The impact of Hurricane Sandy smashing the Atlantic Coast was not as great as expected on jobs creation in November, according to a report today from Washington.  The U.S. economy added 146,000 jobs during the month and the unemployment rate dropped from 7.9 percent in October to 7.7 percent in November, the lowest level since December 2008, the Labor Department reported.

Economists were expected that the unemployment rate would hold at 7.9 percent and that only 80,000 jobs would have been added in November due to damage from superstorm Sandy that left millions without power and closed thousands of businesses in New York, New Jersey and surrounding states.

“Our analysis suggests that Hurricane Sandy did not substantively impact the national employment and unemployment estimates for November,” said the Bureau of Labor Statistics in a press release Friday morning.

It wasn’t the new jobs that spurred the drop in the unemployment rate, however.  The lower figure was largely attributable 350,000 people stopping to actively try and find work.  As the size of the nation’s work force shrinks, the unemployment number can contract.

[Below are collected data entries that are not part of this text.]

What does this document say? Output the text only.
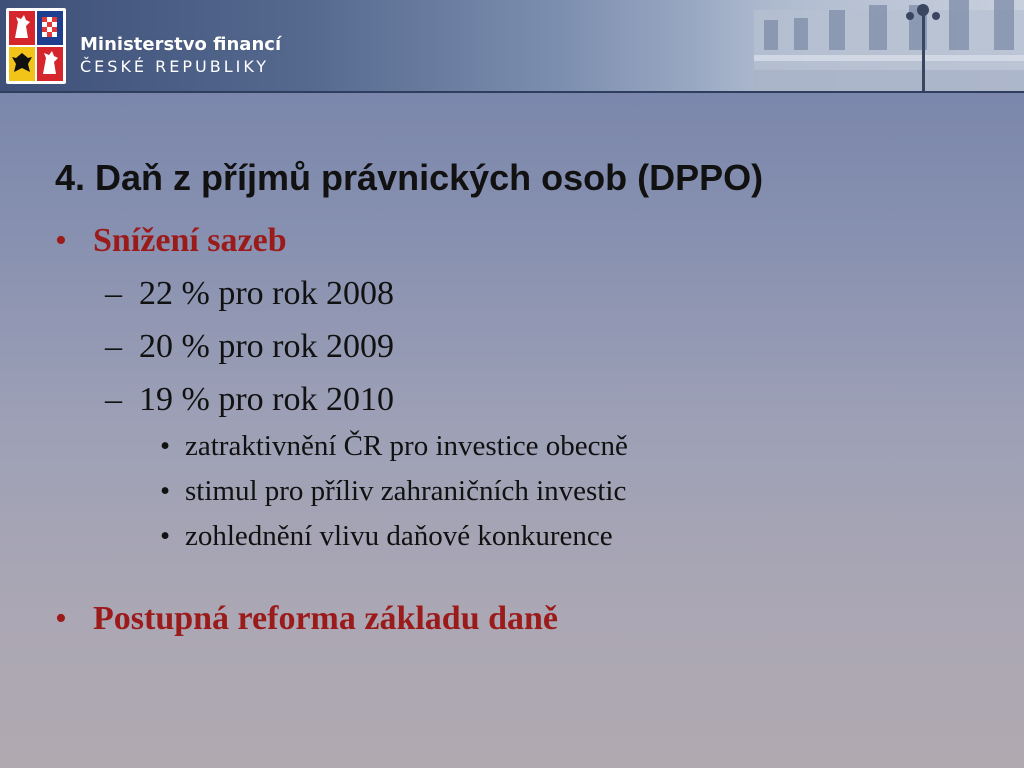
Ministerstvo financí
ČESKÉ REPUBLIKY
4. Daň z příjmů právnických osob (DPPO)
• Snížení sazeb
– 22 % pro rok 2008
– 20 % pro rok 2009
– 19 % pro rok 2010
• zatraktivnění ČR pro investice obecně
• stimul pro příliv zahraničních investic
• zohlednění vlivu daňové konkurence
• Postupná reforma základu daně
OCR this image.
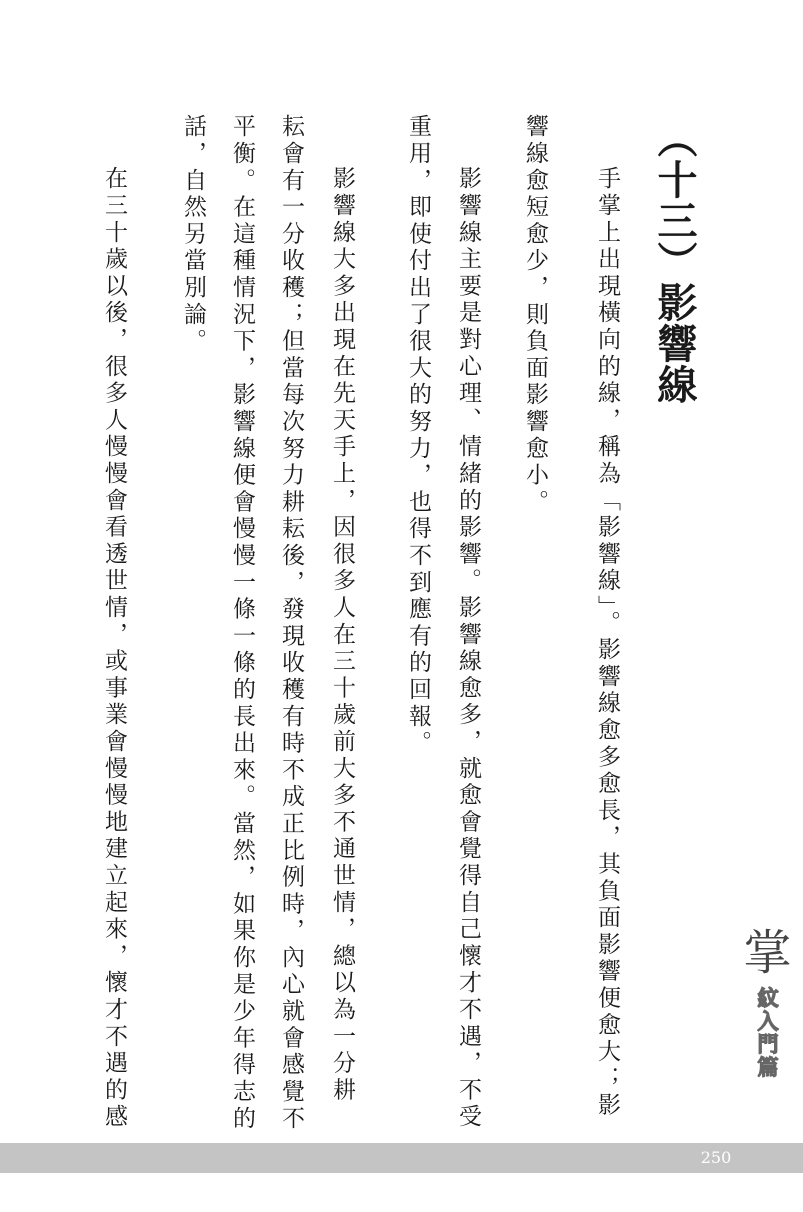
（十三）影響線
手掌上出現橫向的線，稱為「影響線」。影響線愈多愈長，其負面影響便愈大；影
響線愈短愈少，則負面影響愈小。
影響線主要是對心理、情緒的影響。影響線愈多，就愈會覺得自己懷才不遇，不受
重用，即使付出了很大的努力，也得不到應有的回報。
影響線大多出現在先天手上，因很多人在三十歲前大多不通世情，總以為一分耕
耘會有一分收穫；但當每次努力耕耘後，發現收穫有時不成正比例時，內心就會感覺不
平衡。在這種情況下，影響線便會慢慢一條一條的長出來。當然，如果你是少年得志的
話，自然另當別論。
在三十歲以後，很多人慢慢會看透世情，或事業會慢慢地建立起來，懷才不遇的感	掌
紋入門篇
250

The number of people saying that they have a job dropped by 122,000.

As part of the report, the Labor Department revised its September and October figures, showing that 49,000 fewer jobs were created than originally estimated.  September stats were revised upward to 148,000 from 132,000 while October was revised down to 138,000 from 171,000 new jobs created.

Prepping for the holidays, retailers led with new hires, adding 53,000 employees during November, which helped offset 20,000 construction jobs being cut as winter weather starts to set-in.

Average hourly wages climbed 4 cents to $23.63, adding 0.3 percent to total a 1.7 percent climb in salaries in the past 12 months.  The average number of hours worked in a week was flat at 34.4 hours.

In general, the mediocre trend of growth in the labor market remains intact, albeit getting a somewhat pleasant surprise by not stalling in the November jobs report.

Wall Street has responded favorably to the better-than-expected jobs info.  The Dow Jones Industrial Average, S&P 500 and Nasdaq indices are all modestly in the green in early trading.